An Alternative View on Failure
Unhelpful beliefs about failure are the result of conditioning which tells us that risk is bad, and that everything in life should be safe.
Fear of failure can be overcome by identifying it as a conditioned response, then choosing to override it with a logical response.
For example, if you’re feeling uncomfortable because you feel threatened by someone who wants to compete fairly then the fear of failure is preventing you from just asking them how they manage to be that way.
You might even end up avoiding this person completely instead of finding out that they’re actually really nice and good at what they do.
The fear of failure is telling you that the only way to survive in life is by fighting dirty or competing for resources at all costs, but this isn’t really true.
Life is much bigger than what we’re told it should be like and it’s important to remember that everyone has different values.
If you approach every situation with the assumption that everyone is out to harm you then you’re going to miss opportunities for growth and friendship.
You can’t afford to shut everybody else down just because they don’t want to play by the same rules as you.
Impact of the Fear of Failure
The fear of failure doesn’t just affect our relationships and social life, it can also be crippling to other aspects of our life such as our career.
If we’re trying to achieve something in the workplace but we’re hampered by a conditioned response telling us that risks are bad then we’ll resolve the dissonance by pushing risky ideas aside and sticking to the safe ones.
However, this means that we miss out on opportunities to develop our skills further and tap into different areas of expertise outside of what’s expected of us.
The fear of failure can also lead to anxiety about change because it tells us that things are going to go wrong or have a negative outcome. This prevents us from being open to new ideas and challenging the status quo.
Fear of Failure vs Fear of Rejection
Some people get so conditioned to avoid failure that they become afraid of rejection instead. This is different from fear of failure in that it’s usually a social fear and not an intrinsic one.
For example, if someone tries to talk about something personal then we might snap at them or try to change the subject because we don’t want to feel vulnerable.
Avoiding rejection is also hazardous to our career because it can lead us to hide our true talents and interests.
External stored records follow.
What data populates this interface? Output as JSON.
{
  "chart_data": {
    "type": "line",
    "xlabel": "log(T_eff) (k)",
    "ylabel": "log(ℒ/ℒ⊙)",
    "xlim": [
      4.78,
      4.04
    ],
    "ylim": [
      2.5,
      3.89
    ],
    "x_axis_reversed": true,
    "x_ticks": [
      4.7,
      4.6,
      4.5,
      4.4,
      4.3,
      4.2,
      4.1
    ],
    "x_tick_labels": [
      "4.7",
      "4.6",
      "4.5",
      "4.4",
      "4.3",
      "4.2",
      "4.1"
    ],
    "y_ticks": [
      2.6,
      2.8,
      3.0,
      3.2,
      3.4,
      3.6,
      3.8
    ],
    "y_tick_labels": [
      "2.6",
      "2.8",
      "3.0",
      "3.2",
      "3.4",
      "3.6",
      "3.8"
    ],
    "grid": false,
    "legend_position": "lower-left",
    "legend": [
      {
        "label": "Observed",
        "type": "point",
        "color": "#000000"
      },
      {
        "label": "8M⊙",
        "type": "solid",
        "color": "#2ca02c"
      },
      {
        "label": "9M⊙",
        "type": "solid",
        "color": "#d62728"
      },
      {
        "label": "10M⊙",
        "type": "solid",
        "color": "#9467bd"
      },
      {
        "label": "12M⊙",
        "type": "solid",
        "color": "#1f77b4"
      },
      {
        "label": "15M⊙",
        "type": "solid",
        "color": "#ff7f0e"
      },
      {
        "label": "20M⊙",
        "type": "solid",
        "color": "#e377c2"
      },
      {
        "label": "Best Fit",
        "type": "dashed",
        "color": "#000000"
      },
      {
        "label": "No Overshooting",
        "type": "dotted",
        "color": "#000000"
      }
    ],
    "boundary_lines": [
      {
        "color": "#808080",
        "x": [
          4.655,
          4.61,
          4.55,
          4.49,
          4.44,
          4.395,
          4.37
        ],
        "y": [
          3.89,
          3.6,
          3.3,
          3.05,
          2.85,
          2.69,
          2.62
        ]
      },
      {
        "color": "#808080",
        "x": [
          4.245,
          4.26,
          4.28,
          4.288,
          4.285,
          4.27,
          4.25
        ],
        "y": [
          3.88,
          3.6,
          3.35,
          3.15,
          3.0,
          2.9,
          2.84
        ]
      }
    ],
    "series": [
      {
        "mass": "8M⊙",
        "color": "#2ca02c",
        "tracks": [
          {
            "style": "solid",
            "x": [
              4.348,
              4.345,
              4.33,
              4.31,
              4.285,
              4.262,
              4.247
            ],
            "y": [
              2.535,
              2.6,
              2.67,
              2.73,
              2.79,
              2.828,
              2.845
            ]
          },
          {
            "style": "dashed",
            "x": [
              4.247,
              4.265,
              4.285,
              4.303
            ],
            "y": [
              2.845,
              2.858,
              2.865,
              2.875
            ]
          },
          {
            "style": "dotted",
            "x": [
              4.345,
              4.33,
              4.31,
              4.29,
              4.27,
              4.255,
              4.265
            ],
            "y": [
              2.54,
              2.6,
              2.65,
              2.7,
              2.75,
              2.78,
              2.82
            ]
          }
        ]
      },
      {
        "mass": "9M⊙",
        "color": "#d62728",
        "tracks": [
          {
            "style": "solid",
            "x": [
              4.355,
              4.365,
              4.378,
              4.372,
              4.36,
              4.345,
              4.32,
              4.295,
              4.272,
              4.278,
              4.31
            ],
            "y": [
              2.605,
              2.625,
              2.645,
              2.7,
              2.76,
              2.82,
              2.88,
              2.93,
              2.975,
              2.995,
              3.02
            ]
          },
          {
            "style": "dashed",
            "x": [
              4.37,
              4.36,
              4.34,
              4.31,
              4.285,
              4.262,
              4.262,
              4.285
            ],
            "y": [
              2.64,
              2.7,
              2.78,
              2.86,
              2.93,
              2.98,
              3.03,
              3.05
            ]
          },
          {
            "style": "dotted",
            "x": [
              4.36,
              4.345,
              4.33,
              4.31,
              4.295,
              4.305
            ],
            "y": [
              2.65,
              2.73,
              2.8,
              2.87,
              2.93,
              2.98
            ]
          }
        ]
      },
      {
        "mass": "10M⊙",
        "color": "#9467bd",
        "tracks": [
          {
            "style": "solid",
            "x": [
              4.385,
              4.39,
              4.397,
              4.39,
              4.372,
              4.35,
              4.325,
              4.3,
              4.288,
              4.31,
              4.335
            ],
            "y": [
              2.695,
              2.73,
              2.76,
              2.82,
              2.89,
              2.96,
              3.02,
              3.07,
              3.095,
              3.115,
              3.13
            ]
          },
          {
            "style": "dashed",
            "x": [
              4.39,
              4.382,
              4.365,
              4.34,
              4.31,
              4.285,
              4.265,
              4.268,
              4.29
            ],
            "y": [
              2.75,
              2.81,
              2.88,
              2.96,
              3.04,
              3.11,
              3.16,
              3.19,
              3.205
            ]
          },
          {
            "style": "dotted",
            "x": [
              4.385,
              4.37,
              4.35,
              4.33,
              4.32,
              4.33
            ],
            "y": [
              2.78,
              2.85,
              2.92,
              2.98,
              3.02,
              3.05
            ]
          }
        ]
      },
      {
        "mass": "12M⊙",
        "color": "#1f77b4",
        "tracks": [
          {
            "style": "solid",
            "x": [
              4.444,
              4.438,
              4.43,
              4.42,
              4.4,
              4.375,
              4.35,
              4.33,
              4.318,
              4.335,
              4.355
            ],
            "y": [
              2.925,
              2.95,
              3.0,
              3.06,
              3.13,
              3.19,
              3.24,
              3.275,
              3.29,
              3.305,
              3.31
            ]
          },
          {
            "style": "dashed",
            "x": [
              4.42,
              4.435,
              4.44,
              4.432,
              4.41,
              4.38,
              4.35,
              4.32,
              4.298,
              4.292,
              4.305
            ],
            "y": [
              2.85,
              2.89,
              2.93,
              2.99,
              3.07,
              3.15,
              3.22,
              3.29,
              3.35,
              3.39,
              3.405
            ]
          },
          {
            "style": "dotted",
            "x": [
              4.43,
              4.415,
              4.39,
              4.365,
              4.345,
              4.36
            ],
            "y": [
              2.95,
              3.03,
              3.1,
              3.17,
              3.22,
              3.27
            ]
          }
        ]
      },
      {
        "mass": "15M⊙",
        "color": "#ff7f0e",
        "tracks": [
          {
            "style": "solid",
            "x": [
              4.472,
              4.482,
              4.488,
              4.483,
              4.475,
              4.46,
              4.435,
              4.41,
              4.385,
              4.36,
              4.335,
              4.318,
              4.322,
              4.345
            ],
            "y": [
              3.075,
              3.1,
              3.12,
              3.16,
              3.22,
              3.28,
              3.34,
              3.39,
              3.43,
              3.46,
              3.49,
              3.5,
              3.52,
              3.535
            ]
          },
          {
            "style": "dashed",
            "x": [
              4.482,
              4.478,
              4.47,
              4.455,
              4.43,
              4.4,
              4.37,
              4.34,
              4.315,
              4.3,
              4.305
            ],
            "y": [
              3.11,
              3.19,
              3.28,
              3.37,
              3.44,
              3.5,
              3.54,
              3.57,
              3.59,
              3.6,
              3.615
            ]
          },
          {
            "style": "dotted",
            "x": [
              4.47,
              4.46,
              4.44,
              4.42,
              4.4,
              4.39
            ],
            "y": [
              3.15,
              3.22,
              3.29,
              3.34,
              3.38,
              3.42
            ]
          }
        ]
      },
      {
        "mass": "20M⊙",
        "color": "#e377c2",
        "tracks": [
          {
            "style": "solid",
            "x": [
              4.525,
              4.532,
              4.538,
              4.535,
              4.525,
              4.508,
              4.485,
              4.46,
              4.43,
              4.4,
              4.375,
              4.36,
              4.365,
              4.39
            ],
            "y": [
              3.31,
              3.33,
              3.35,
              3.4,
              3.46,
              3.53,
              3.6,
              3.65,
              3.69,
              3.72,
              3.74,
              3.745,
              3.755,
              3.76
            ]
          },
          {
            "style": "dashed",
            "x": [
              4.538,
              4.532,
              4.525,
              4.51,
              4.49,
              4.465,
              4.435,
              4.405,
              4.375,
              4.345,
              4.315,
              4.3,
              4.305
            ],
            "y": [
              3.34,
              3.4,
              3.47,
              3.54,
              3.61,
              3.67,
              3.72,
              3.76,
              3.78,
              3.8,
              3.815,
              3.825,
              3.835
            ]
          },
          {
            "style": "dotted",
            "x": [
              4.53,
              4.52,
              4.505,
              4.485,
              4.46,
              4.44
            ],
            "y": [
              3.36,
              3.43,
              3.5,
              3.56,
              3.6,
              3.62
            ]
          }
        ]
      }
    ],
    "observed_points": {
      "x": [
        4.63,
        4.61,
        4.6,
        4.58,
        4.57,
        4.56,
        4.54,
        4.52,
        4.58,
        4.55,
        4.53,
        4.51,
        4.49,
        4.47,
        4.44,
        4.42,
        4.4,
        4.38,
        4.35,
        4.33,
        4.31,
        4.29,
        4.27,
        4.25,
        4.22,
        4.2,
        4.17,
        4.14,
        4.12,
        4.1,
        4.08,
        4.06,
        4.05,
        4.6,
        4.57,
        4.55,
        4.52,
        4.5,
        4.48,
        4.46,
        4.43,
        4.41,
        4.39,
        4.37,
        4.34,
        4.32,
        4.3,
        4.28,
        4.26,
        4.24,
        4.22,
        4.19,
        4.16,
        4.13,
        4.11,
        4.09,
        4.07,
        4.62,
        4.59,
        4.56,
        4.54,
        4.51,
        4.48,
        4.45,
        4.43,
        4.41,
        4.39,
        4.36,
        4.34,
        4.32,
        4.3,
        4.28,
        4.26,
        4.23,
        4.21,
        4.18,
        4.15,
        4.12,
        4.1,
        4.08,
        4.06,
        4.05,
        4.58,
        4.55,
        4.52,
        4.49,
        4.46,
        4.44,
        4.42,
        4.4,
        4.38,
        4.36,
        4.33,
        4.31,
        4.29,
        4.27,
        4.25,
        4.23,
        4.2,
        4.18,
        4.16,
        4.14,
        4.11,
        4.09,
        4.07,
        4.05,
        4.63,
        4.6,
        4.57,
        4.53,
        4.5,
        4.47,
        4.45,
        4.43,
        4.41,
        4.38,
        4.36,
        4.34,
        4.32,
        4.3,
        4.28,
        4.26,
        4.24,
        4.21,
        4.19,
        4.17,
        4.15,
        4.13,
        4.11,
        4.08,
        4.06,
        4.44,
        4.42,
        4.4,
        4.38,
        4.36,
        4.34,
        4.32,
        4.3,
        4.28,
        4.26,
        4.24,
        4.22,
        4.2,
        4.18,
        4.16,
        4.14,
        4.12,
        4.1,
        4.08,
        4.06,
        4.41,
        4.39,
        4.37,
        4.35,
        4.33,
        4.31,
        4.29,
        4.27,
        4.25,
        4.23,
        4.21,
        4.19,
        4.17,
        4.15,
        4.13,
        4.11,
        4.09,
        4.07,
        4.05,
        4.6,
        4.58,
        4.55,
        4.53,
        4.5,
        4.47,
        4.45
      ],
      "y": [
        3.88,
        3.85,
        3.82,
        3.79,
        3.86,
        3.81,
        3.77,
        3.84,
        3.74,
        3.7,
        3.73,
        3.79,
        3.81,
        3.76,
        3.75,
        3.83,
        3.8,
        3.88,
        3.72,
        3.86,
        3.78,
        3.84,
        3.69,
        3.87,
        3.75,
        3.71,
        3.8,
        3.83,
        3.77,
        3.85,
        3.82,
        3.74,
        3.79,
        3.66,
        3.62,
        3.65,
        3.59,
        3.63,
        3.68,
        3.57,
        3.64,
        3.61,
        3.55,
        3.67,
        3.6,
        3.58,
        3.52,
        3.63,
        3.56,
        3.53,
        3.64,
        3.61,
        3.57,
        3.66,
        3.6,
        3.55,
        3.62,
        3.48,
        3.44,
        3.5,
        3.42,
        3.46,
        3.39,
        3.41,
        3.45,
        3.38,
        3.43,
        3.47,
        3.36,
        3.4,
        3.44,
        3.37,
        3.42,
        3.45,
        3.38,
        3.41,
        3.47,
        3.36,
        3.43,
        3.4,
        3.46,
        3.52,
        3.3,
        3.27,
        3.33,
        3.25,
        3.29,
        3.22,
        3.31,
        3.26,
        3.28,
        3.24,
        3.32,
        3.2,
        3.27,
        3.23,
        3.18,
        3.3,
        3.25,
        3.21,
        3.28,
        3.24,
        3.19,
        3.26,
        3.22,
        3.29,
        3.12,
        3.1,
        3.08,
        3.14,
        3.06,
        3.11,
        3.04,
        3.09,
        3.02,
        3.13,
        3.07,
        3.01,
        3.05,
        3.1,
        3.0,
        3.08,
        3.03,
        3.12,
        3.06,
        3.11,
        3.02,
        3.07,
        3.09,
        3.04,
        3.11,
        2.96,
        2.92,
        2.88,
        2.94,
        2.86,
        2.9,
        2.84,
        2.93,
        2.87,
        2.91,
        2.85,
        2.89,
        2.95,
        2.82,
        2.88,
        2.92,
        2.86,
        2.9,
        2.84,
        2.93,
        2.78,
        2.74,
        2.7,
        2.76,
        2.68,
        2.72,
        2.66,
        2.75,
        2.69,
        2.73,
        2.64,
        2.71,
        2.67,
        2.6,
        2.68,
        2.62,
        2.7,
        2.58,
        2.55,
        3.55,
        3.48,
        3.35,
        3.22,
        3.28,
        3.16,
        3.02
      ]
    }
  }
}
This won’t help us grow or develop professionally but instead have people avoid working with us because they think that we’re difficult to work with.
The fear of failure is a conditioned response that tells us that failing will be catastrophic. However, this isn’t true at all and we’re only holding ourselves back from reaching our full potential by letting it run our lives.
If you want to overcome the fear of failure then you can start by looking out for when it’s affecting your thoughts and behavior. Once you recognize it then you can choose to act against it by making conscious choices instead of letting it dictate how you feel and behave.